Clustering Video Game Attributes

In a previous blog post, I walked through the creation of a simple recommender system that recommends video games to existing users on Steam. Since creating the recommender, my student and I have been exploring ways to improve it. One enhancement we've been looking at is speeding up the computational time of the recommender by clustering video game attributes (tags, genres, and specs) into smaller, more manageable groups. In this post I will describe how we utilized the K-means algorithm to do this.

Improving the Recommender by Computing Probabilities

The current system uses 188 categorical attributes to recommend video games to existing users. The biggest disadvantage of this approach is the large amount of computational time required to build the tables the recommender requires. The numerous categorical features also makes adding numerical features (such as game price) to the system challenging; the influence of the categorical features will outweigh any impact the numerical features could have on the recommendations. To correct both issues, we will attempt to reduce the number of attributes the recommender using K-Means clustering.

The raw, unprocessed video game metadata contains 380+ attributes. We observed from looking at the data for several video games that some attributes tend to appear together with other attributes. This gave me the idea to try to group these attributes based on the likihood the attributes will appear together. We will do this by constructing a square matrix that contains the conditional probability of observing any two attributes in a video game. We use this matrix to cluster the game attributes.

The code snippet below shows the construction of the probability matrix. We iterate through the each game in the steam games dataset and construct a dictionary containing the sets of games that have each attribute.

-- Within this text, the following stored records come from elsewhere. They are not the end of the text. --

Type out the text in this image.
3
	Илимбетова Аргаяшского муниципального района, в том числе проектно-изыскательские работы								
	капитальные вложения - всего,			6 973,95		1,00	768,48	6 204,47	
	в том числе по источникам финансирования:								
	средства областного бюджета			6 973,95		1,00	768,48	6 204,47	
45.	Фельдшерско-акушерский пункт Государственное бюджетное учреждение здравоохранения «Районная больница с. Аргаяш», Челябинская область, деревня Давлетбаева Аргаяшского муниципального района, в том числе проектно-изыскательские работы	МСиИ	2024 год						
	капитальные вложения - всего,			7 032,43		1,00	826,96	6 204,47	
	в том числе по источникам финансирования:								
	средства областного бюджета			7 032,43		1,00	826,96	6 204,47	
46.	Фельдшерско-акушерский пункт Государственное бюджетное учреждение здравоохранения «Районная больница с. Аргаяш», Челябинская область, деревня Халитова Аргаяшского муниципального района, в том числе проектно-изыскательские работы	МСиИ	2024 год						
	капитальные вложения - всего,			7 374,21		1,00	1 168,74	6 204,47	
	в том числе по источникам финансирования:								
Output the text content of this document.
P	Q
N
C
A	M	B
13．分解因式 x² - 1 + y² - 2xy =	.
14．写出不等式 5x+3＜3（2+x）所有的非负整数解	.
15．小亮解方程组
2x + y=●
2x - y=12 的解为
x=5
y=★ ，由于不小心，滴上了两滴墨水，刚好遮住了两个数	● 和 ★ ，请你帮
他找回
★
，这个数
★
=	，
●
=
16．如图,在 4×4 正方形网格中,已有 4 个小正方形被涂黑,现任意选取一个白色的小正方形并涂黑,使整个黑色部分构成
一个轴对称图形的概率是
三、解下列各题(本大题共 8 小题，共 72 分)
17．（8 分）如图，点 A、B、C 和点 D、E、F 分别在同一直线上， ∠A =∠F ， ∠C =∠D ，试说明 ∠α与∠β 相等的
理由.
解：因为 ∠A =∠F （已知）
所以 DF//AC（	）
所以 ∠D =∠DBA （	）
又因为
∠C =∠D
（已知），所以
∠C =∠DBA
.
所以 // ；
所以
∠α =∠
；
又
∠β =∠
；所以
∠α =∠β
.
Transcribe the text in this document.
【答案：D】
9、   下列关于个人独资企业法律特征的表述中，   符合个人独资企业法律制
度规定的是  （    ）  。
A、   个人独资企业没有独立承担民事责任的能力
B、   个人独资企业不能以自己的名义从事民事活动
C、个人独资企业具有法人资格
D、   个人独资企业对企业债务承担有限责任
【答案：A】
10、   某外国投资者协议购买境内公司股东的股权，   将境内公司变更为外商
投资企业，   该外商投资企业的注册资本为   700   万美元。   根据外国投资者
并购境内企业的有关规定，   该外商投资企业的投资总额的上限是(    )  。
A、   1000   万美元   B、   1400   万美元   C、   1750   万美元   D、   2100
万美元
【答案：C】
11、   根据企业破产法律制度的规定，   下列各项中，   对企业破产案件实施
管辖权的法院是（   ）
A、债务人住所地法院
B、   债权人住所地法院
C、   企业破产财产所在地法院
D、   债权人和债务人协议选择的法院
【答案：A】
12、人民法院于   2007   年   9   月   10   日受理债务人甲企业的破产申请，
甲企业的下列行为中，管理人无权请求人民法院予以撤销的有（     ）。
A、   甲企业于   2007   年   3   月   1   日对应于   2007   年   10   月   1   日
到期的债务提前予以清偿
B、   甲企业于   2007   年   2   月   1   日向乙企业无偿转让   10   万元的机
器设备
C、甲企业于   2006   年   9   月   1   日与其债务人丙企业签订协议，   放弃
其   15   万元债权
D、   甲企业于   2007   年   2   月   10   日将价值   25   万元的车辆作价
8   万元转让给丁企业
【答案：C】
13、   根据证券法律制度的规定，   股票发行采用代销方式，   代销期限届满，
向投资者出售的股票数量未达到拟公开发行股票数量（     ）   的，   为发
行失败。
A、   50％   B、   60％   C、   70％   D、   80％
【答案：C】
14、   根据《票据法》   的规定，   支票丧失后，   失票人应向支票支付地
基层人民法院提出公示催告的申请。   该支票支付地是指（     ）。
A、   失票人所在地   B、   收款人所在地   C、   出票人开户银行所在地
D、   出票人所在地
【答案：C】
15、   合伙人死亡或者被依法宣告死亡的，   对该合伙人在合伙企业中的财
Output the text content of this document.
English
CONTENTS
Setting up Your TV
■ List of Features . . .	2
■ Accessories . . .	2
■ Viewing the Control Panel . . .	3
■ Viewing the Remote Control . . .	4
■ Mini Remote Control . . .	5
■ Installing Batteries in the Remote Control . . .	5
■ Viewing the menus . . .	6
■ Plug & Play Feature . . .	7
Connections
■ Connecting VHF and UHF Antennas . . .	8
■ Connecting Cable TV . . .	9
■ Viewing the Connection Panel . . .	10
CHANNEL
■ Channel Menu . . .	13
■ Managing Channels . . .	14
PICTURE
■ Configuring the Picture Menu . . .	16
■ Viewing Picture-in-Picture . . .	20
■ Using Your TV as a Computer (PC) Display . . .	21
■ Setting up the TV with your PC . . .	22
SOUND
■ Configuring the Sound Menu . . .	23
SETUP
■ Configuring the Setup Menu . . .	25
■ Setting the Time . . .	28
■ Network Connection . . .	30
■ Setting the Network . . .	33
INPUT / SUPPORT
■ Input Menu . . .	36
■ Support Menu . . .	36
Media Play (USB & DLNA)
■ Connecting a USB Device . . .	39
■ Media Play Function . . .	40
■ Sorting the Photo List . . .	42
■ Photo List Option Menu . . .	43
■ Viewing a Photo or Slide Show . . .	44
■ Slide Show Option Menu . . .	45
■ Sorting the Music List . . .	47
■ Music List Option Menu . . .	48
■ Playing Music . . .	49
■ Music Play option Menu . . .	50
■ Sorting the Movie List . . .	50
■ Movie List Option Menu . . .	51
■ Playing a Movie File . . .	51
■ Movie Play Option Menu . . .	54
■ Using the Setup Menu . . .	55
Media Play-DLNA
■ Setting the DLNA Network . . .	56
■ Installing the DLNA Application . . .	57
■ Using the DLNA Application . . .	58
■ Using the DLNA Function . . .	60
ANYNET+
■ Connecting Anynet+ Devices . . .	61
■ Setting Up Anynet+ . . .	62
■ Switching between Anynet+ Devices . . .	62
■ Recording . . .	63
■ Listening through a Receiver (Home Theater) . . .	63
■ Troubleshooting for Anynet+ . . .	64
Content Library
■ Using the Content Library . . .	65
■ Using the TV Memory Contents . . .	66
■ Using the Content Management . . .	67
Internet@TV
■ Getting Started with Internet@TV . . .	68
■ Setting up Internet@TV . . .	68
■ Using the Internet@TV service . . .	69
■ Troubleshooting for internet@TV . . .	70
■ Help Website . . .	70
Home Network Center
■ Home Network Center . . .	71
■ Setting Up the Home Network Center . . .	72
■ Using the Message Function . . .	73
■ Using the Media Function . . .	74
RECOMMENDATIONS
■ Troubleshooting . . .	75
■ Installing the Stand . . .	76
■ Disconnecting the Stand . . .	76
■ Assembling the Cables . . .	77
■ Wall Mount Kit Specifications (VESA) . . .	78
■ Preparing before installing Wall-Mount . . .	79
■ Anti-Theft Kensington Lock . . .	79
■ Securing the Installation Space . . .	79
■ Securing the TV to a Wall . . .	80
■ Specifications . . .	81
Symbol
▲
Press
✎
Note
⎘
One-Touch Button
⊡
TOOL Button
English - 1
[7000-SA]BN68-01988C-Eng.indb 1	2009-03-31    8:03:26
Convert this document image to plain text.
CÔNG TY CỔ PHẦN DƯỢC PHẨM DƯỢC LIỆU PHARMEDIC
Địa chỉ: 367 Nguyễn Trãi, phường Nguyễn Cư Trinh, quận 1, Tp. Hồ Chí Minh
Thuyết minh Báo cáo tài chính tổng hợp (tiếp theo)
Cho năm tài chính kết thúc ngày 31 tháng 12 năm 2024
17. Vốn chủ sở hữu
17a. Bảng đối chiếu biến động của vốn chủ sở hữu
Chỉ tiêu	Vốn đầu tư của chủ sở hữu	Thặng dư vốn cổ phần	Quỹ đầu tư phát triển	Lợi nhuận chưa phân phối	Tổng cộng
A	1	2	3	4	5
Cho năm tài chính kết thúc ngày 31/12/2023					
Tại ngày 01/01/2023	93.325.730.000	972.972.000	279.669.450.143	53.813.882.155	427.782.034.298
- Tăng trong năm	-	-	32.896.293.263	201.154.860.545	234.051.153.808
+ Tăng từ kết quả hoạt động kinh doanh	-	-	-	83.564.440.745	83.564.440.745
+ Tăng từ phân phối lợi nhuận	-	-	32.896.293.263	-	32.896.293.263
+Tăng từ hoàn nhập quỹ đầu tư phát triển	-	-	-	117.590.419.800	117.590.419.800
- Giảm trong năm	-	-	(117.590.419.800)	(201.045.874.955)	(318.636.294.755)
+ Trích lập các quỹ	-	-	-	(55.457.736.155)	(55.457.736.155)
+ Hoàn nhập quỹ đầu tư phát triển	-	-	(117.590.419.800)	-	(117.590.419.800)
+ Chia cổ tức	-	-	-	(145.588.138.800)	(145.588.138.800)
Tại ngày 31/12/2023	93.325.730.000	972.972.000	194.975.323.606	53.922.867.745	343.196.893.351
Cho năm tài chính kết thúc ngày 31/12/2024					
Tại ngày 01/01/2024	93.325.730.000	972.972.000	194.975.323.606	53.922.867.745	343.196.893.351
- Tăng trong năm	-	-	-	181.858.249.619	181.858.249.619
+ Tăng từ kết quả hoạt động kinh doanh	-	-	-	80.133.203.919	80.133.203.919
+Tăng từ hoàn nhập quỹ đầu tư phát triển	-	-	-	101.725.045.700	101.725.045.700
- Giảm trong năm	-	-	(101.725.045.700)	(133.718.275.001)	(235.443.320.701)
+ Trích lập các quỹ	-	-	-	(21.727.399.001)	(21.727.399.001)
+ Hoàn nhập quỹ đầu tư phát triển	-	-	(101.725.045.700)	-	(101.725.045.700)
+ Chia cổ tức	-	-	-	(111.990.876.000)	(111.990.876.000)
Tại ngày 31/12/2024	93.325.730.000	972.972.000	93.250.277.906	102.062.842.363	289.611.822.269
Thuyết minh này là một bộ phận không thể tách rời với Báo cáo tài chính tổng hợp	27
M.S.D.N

https://gist.github.com/daryleserrant/383587ef6041c3d774889af3e847e247

We use the attributes dictionary to build the probability matrix.

https://gist.github.com/daryleserrant/1985c2997d936c5a0d9ea6c4eaea7df8

Applying Dimensionality Reduction

The probability matrix computed in the last section has 381 dimensions. As discussed in my high dimensional clustering post, clustering data with very high dimensions could be problematic. To avoid these problems, we're gonna apply dimensionality reduction.

The code snippet below uses the pca module provided by Sci-kit learn to perform Principal Component Analysis on the probability matrix. To determine the number of principal components to keep, we computed a cummulative sum of the explained variance ratios for each principal component. Check out my article on PCA for more details on how it works.

pca = PCA()
pca.fit(probability_matrix)

total = 0
for idx, r in enumerate(pca.explained_variance_ratio_):
  total += r
  print("{0} Components: {1}".format(idx, total))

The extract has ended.